British construction and services group Balfour Beatty posted a 36% rise in first-half profit on Wednesday and said it saw further progress after winning four U.S. contracts worth over $730 million.
"This has been another very, very good period for Balfour Beatty. We are looking forward to further growth in the second half and beyond," Chief Executive Ian Tyler told Reuters.
The group reported pretax profit before exceptional items for the six months to end-June of 76 million pounds ($152 million), as revenue rose to 3.5 billion pounds from 2.7 billion the year before.
"First half results are strong and ahead of expectations. We are upgrading 2007 estimated pretax profit from 175 million pounds to 182 million," Landsbanki analyst Chris Millington said, maintaining a "buy" rating on the stock.

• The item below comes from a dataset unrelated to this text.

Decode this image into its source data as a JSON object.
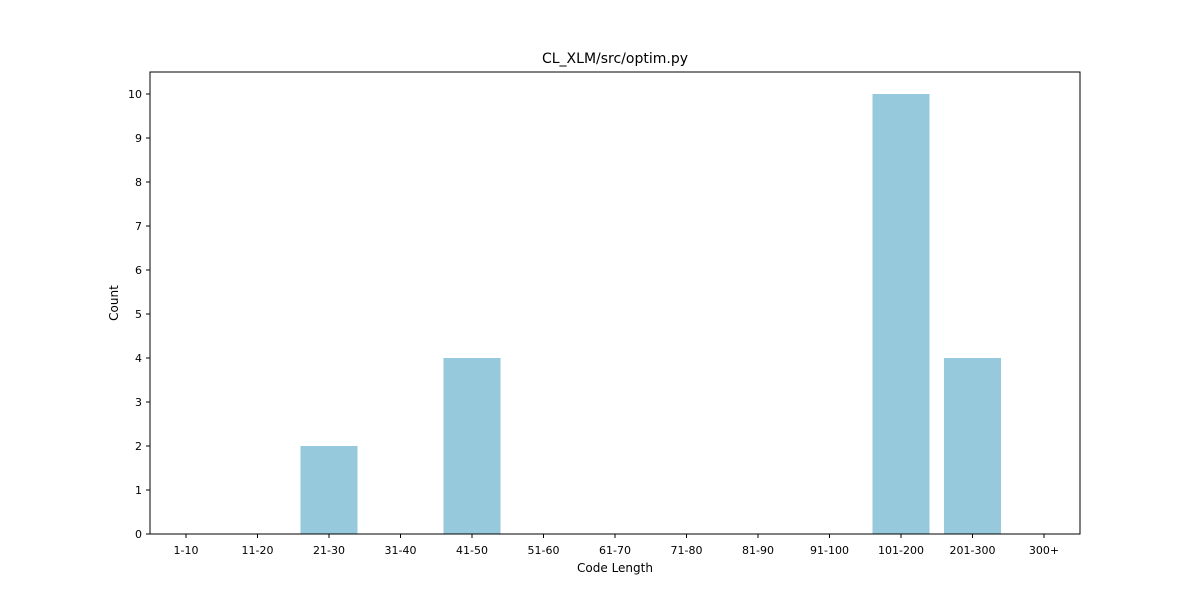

A Reuters Estimates poll of 12 analysts had forecast median pretax profit for the year of 175.7 million pounds.
Balfour Beatty, which employs over 30,000 people, said its order book grew by 1.5 billion pounds in the first half and now stood at a record 10.6 billion pounds, boosted by its acquisitions.
Shares in Balfour Beatty, which have underperformed the U.K. construction and materials sector by 14% over the last 12 months, were down 0.2%, valuing the group at around 1.9 billion pounds.
"In our view Balfour Beatty remains the most attractive stock in the contracting universe and based on sum of the parts analysis (using conservative assumptions), we estimate the shares should be trading over 500 pence," Millington said.
Balfour Beatty said earlier this year it had bought Centex Construction, a unit of the fourth-largest U.S. home builder Centex , for $362 million.
The group said it had won four contracts as part of the U.S. Department of Defense's $30 billion Base Realignment and Closure (BRAC) program, which will involve more than 800 projects in over 200 bases.
"We would expect to get a proportion of that. I would hope that we would be in a good position to win a good chunk of that work," Tyler said.
Balfour Beatty is a partner in Metronet, the company contracted to upgrade two-thirds of London's underground rail network, which filed for administration in July after running out of cash due to a projected 2 billion pounds of overspending.
The other partners are EDF Energy, WS Atkins, Bombardier and Macquarie Bank's Thames Water.
Balfour Beatty said it had made a 103 million pound write-off for its investment in Metronet, but this had been offset by the sale of its stake in Devonport to Babcock International and tax benefits in the United States.
The group said it would pay an interim dividend of 4.6 pence per share, up from 3.9p the year before.